This is data that the city of Boulder keeps open to the public. They maintain ~30 data sets for various different areas of interest such as crime, homelessness, and city affairs. This analysis is leveraging the data set, 2019 Council Emails Dataset:
Data set containing 2019 emails to council@bouldercolorado.gov. This version works best for viewing in Excel, as it includes only the plain text version of the emails. This file is updated daily with new emails.
raw_data <- read_csv("http://www-static.bouldercolorado.gov/docs/opendata/CouncilEmails_PlainText2019.csv")
## Parsed with column specification:
## cols(
## SentFrom = col_character(),
## SentTo = col_character(),
## SentCC = col_character(),
## ReceivedDate = col_character(),
## EmailSubject = col_character(),
## PlainTextBody = col_character(),
## MessageIdentifier = col_character()
## )
# raw_data %>%
# datatable()
This data set has the following columns : SentFrom, SentTo, SentCC, ReceivedDate, EmailSubject, PlainTextBody, MessageIdentifier. They are relatively self explanatory. One item to note is that all emails included in this data set are sent to council@bouldercolorado.gov. They may also be sent to others such as boulderplanningboard or specific city council members.

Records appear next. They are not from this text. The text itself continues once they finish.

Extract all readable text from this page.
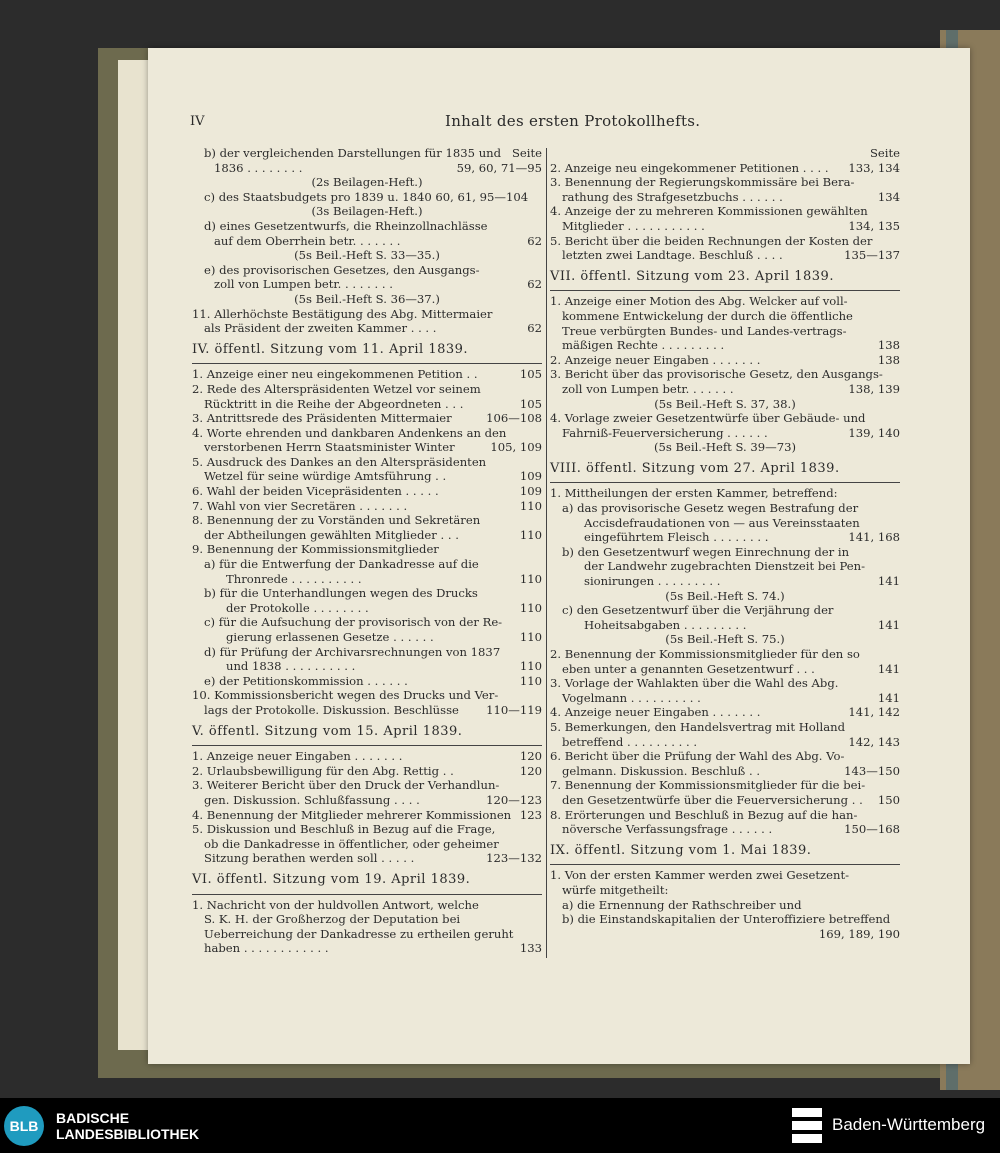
IV	Inhalt des ersten Protokollhefts.
b) der vergleichenden Darstellungen für 1835 und Seite
1836 . . . . . . . .	59, 60, 71—95
(2s Beilagen-Heft.)
c) des Staatsbudgets pro 1839 u. 1840 60, 61, 95—104
(3s Beilagen-Heft.)
d) eines Gesetzentwurfs, die Rheinzollnachlässe
auf dem Oberrhein betr. . . . . . .	62
(5s Beil.-Heft S. 33—35.)
e) des provisorischen Gesetzes, den Ausgangs-
zoll von Lumpen betr. . . . . . . .	62
(5s Beil.-Heft S. 36—37.)
11. Allerhöchste Bestätigung des Abg. Mittermaier
als Präsident der zweiten Kammer . . . .	62
IV. öffentl. Sitzung vom 11. April 1839.
1. Anzeige einer neu eingekommenen Petition . .	105
2. Rede des Alterspräsidenten Wetzel vor seinem
Rücktritt in die Reihe der Abgeordneten . . .	105
3. Antrittsrede des Präsidenten Mittermaier	106—108
4. Worte ehrenden und dankbaren Andenkens an den
verstorbenen Herrn Staatsminister Winter	105, 109
5. Ausdruck des Dankes an den Alterspräsidenten
Wetzel für seine würdige Amtsführung . .	109
6. Wahl der beiden Vicepräsidenten . . . . .	109
7. Wahl von vier Secretären . . . . . . .	110
8. Benennung der zu Vorständen und Sekretären
der Abtheilungen gewählten Mitglieder . . .	110
9. Benennung der Kommissionsmitglieder
a) für die Entwerfung der Dankadresse auf die
Thronrede . . . . . . . . . .	110
b) für die Unterhandlungen wegen des Drucks
der Protokolle . . . . . . . .	110
c) für die Aufsuchung der provisorisch von der Re-
gierung erlassenen Gesetze . . . . . .	110
d) für Prüfung der Archivarsrechnungen von 1837
und 1838 . . . . . . . . . .	110
e) der Petitionskommission . . . . . .	110
10. Kommissionsbericht wegen des Drucks und Ver-
lags der Protokolle. Diskussion. Beschlüsse	110—119
V. öffentl. Sitzung vom 15. April 1839.
1. Anzeige neuer Eingaben . . . . . . .	120
2. Urlaubsbewilligung für den Abg. Rettig . .	120
3. Weiterer Bericht über den Druck der Verhandlun-
gen. Diskussion. Schlußfassung . . . .	120—123
4. Benennung der Mitglieder mehrerer Kommissionen 123
5. Diskussion und Beschluß in Bezug auf die Frage,
ob die Dankadresse in öffentlicher, oder geheimer
Sitzung berathen werden soll . . . . .	123—132
VI. öffentl. Sitzung vom 19. April 1839.
1. Nachricht von der huldvollen Antwort, welche
S. K. H. der Großherzog der Deputation bei
Ueberreichung der Dankadresse zu ertheilen geruht
haben . . . . . . . . . . . .	133
Seite
2. Anzeige neu eingekommener Petitionen . . . .	133, 134
3. Benennung der Regierungskommissäre bei Bera-
rathung des Strafgesetzbuchs . . . . . .	134
4. Anzeige der zu mehreren Kommissionen gewählten
Mitglieder . . . . . . . . . . .	134, 135
5. Bericht über die beiden Rechnungen der Kosten der
letzten zwei Landtage. Beschluß . . . .	135—137
VII. öffentl. Sitzung vom 23. April 1839.
1. Anzeige einer Motion des Abg. Welcker auf voll-
kommene Entwickelung der durch die öffentliche
Treue verbürgten Bundes- und Landes-vertrags-
mäßigen Rechte . . . . . . . . .	138
2. Anzeige neuer Eingaben . . . . . . .	138
3. Bericht über das provisorische Gesetz, den Ausgangs-
zoll von Lumpen betr. . . . . . .	138, 139
(5s Beil.-Heft S. 37, 38.)
4. Vorlage zweier Gesetzentwürfe über Gebäude- und
Fahrniß-Feuerversicherung . . . . . .	139, 140
(5s Beil.-Heft S. 39—73)
VIII. öffentl. Sitzung vom 27. April 1839.
1. Mittheilungen der ersten Kammer, betreffend:
a) das provisorische Gesetz wegen Bestrafung der
Accisdefraudationen von — aus Vereinsstaaten
eingeführtem Fleisch . . . . . . . .	141, 168
b) den Gesetzentwurf wegen Einrechnung der in
der Landwehr zugebrachten Dienstzeit bei Pen-
sionirungen . . . . . . . . .	141
(5s Beil.-Heft S. 74.)
c) den Gesetzentwurf über die Verjährung der
Hoheitsabgaben . . . . . . . . .	141
(5s Beil.-Heft S. 75.)
2. Benennung der Kommissionsmitglieder für den so
eben unter a genannten Gesetzentwurf . . .	141
3. Vorlage der Wahlakten über die Wahl des Abg.
Vogelmann . . . . . . . . . .	141
4. Anzeige neuer Eingaben . . . . . . .	141, 142
5. Bemerkungen, den Handelsvertrag mit Holland
betreffend . . . . . . . . . .	142, 143
6. Bericht über die Prüfung der Wahl des Abg. Vo-
gelmann. Diskussion. Beschluß . .	143—150
7. Benennung der Kommissionsmitglieder für die bei-
den Gesetzentwürfe über die Feuerversicherung . .	150
8. Erörterungen und Beschluß in Bezug auf die han-
növersche Verfassungsfrage . . . . . .	150—168
IX. öffentl. Sitzung vom 1. Mai 1839.
1. Von der ersten Kammer werden zwei Gesetzent-
würfe mitgetheilt:
a) die Ernennung der Rathschreiber und
b) die Einstandskapitalien der Unteroffiziere betreffend
169, 189, 190
BLB	BADISCHE
LANDESBIBLIOTHEK	Baden-Württemberg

These data are a little messy. Not bad in the grand scheme of data messiness but we need to remove some junk if we want any reasonable results. I have created a table of what I removed and why:
removed <-
list()
removed$no_reply <-
raw_data %>%
filter(SentFrom == "No Reply") # these are spam
removed_rows <-
bind_rows(removed, .id = "removal_reason")
city_council_members <-
c("Jones, Suzanne",
"Weaver, Sam",
"Brockett, Aaron",
"Yates, Phillip",
"Carlisle, Cynthia",
"Grano, Jill",
"Morzel, Lisa",
"Young, Mary",
"Nagle, Mirabai")
city_officials <-
c("Aulabaugh, Shannon", # police spokesperson
"Brautigam, Jane") #city manager
data_clean <-
raw_data %>%
# remove bad data
anti_join(removed_rows %>%
select(-removal_reason)) %>%
# create some flag variables
mutate(IsMasked = ifelse(str_detect(SentFrom, "\\[*\\]"), T, F),
IsReply = ifelse(str_detect(EmailSubject, "^R[E,e]:"), T, F),
FromCCM = ifelse(str_detect(SentFrom,
pattern = str_c(city_council_members, collapse = "|")),
T,
F),
ToCCM = ifelse(str_detect(SentTo,
pattern = str_c(city_council_members, collapse = "|")),
T,
F),
FromCO = ifelse(str_detect(SentFrom,
pattern = str_c(city_officials, collapse = "|")),
T,
F)) %>%
# format strings
mutate_at(vars(EmailSubject), str_to_lower) %>%
mutate(ReceivedDate = as_date(ReceivedDate))
## Joining, by = c("SentFrom", "SentTo", "SentCC", "ReceivedDate", "EmailSubject", "PlainTextBody", "MessageIdentifier")
removed_rows %>%
group_by(removal_reason) %>%
summarise(n_rows_removed = n()) %>%
ungroup() %>%
format_table()
| Removal reason | N rows removed |
|---|---|
| no_reply | 302 |
The meat of this data set is the plain email text body. We’ll get to that later. First, let’s look at the meta data about whose sending the emails and when they are sending them.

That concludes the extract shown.